In remarks to Congress, he also noted that the job market has cooled, adding that "we now face two-sided risks," and can no longer focus solely on inflation.

But Powell stopped short of offering the dovish view of the economy that some market participants were looking for.

"The market is counting the days until we get a rate cut signal from Federal Reserve Chair Powell and I think there were some in the market who were looking for a more concrete step towards rate cuts later this year," said Adam Button, chief currency analyst at ForexLive in Toronto.

"When he didn't deliver that we saw a little bit of U.S. dollar buying," Button said.

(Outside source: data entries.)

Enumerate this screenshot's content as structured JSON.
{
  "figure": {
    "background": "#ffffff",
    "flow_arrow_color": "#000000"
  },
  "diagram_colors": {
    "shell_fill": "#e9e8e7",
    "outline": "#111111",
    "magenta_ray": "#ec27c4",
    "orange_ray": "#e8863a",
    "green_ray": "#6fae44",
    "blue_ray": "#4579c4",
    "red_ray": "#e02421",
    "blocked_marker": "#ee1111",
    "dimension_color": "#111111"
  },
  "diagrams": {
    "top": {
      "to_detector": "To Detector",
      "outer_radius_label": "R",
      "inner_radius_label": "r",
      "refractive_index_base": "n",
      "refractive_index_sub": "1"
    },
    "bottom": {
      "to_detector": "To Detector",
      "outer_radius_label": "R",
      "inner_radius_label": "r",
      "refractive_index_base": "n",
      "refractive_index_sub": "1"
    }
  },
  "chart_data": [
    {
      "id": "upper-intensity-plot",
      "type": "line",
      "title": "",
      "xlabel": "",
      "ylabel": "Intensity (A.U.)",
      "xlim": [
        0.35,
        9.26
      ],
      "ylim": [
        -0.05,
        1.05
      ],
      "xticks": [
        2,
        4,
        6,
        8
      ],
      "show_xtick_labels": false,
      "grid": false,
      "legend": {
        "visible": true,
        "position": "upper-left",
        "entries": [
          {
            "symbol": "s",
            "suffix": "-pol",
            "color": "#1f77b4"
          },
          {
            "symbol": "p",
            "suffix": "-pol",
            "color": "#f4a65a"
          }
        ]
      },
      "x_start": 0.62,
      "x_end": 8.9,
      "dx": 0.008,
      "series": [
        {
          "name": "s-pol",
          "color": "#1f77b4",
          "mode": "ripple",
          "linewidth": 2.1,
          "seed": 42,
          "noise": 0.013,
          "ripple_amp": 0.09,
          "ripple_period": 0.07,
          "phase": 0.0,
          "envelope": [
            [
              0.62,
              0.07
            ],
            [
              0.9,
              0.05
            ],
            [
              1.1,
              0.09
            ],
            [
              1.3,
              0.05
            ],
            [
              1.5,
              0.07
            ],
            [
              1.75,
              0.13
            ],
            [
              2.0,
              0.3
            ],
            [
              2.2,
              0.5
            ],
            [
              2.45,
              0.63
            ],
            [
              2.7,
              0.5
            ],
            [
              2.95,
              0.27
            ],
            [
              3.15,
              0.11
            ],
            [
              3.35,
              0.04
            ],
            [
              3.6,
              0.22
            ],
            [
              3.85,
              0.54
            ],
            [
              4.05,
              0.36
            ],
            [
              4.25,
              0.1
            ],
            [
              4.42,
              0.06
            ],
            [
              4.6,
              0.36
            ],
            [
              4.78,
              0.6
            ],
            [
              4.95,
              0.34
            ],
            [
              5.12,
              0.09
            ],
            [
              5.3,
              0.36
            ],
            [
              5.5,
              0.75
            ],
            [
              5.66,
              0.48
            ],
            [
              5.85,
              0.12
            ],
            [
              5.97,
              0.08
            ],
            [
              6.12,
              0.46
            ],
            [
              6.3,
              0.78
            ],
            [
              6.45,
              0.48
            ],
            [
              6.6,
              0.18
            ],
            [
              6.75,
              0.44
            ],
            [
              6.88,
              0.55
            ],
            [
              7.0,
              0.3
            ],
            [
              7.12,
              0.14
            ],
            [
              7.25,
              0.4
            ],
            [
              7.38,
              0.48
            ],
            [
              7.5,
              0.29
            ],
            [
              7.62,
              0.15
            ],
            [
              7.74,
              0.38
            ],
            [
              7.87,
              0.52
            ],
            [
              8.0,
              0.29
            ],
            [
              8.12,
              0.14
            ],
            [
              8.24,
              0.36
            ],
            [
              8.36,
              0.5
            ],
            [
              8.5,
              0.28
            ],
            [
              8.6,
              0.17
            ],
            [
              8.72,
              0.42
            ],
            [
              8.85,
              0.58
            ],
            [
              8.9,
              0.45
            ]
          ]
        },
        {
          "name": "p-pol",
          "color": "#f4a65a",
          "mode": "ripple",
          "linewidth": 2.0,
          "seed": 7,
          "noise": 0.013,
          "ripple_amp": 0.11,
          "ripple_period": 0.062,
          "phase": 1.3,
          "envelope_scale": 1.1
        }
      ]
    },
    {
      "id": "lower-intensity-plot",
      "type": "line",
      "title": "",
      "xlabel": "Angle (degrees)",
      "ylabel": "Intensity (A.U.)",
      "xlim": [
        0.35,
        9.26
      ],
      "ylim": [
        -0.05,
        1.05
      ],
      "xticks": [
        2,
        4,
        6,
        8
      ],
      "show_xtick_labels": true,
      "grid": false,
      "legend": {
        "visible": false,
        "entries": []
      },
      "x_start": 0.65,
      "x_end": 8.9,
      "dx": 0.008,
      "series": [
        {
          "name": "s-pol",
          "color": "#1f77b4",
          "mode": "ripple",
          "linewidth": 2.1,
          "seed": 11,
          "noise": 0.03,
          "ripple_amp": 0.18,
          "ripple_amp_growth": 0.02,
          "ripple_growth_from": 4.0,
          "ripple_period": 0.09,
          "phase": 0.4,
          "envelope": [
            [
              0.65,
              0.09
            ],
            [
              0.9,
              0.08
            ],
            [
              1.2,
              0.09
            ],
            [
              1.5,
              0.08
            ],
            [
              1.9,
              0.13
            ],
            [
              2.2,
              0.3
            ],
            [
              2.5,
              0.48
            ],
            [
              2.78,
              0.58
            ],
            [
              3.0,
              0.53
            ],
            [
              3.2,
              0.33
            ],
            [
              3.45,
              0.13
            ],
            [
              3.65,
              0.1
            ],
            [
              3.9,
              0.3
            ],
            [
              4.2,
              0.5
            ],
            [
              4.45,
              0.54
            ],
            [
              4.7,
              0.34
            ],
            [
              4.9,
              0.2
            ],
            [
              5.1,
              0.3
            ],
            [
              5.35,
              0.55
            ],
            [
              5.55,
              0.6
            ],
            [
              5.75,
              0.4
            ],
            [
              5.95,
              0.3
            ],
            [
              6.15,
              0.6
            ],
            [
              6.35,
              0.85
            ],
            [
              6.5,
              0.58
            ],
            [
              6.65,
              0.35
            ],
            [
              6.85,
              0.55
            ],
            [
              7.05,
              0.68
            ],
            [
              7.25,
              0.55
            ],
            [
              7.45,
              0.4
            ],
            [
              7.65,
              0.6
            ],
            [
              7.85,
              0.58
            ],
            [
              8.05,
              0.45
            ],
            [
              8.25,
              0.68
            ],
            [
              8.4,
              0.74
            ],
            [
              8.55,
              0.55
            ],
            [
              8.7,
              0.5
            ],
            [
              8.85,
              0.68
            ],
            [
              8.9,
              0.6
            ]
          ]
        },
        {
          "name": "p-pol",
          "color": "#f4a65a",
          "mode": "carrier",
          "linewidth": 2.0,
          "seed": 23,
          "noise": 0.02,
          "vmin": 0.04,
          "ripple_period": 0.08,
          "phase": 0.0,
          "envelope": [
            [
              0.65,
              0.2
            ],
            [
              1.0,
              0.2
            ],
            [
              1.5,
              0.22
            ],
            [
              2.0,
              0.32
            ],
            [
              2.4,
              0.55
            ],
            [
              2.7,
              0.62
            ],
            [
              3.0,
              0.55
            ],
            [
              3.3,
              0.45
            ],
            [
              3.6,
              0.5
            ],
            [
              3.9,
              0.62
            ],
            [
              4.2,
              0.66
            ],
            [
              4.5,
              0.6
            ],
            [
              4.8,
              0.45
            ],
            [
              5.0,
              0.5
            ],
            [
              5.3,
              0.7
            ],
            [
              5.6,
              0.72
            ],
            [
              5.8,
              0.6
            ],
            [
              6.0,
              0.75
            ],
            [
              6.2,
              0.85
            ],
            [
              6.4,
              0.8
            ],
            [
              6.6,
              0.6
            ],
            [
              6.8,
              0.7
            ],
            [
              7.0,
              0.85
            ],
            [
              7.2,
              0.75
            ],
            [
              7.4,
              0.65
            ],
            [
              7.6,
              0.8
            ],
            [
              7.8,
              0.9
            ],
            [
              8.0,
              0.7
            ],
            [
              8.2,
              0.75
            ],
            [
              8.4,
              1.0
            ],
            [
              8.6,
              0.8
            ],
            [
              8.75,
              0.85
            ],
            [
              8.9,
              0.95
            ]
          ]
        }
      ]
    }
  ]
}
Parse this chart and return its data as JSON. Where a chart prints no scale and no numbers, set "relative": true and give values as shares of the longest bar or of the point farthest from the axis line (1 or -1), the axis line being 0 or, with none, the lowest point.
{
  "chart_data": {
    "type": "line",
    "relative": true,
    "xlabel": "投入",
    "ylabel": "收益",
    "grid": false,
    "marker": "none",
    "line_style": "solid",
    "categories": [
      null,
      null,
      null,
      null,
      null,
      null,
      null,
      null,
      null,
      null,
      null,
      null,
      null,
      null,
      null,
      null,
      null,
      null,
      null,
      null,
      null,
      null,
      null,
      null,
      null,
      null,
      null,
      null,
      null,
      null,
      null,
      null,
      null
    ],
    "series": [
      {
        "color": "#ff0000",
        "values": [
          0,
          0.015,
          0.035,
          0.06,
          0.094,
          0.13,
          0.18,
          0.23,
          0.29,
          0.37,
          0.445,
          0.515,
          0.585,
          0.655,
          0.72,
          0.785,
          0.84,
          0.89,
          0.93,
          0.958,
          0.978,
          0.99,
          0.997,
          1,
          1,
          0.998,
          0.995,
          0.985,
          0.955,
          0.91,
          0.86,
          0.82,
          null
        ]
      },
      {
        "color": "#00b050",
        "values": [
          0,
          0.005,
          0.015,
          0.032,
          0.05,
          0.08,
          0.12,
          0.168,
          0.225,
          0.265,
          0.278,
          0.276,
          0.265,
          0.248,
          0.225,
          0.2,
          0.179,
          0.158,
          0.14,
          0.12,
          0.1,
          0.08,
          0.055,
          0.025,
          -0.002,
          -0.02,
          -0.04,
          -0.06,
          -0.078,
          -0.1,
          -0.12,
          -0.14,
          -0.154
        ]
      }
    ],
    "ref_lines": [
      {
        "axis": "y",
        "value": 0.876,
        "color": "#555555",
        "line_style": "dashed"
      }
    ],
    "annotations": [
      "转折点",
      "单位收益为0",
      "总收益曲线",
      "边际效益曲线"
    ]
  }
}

The dollar index, which measures the U.S. currency against the euro, sterling, yen and three other major rivals, was last up 0.15% at 105.13. It fell to 104.80 on Monday, the lowest since June 13.

"I don't think he said anything that we didn't know already," said Marc Chandler, chief market strategist at Bannockburn Global Forex in New York. "The highlight would be that he says the labor market has cooled, so that's a little recognition of last Friday's jobs data."

The government's jobs report for June on Friday showed rising unemployment and downward revisions for jobs gains for the prior two months.

Traders boosted bets after the jobs data that the Fed will cut twice by December. A cut in September is seen as having a 73% probability, down from 76% on Monday, according to the CME Group's FedWatch Tool.

This week’s main U.S. economic focus will be Thursday’s consumer price index for June, which is expected to show that headline prices rose 0.1% on the month, while core prices gained 0.2%. That would put annual gains at 3.1% and 3.4%, respectively.

The euro dipped after Monday's sharp swings as investors came to terms with a hung parliament in France, which points to a potential political gridlock but lessens fiscal concerns stemming from outright far-right or leftist victories.

French political leaders from the left-wing bloc that came first in Sunday's legislative election said they intended to govern according to their tax-and-spend program, but centrists laid claim to a role as the left lacks a majority.

The single currency was last down 0.11% at $1.081. It reached $1.0845 on Monday, the highest since June 12.

The European Central Bank can continue to gradually reduce interest rates without jeopardizing a current fall in inflation, governing council member Fabio Panetta said on Tuesday.

The ECB cut rates for the first time in June from their record highs, but has made no explicit commitment on a follow-up move.

The dollar strengthened 0.29% to 161.28 Japanese yen . It is holding below a 38-year high of 161.96 reached last week.

Some market players called on the Bank of Japan to slow its bond buying to roughly half the current pace under a scheduled tapering plan due out this month, the central bank said on Tuesday.

Sterling weakened 0.15% to $1.2785.

In cryptocurrencies, bitcoin gained 2.69% to $57,776.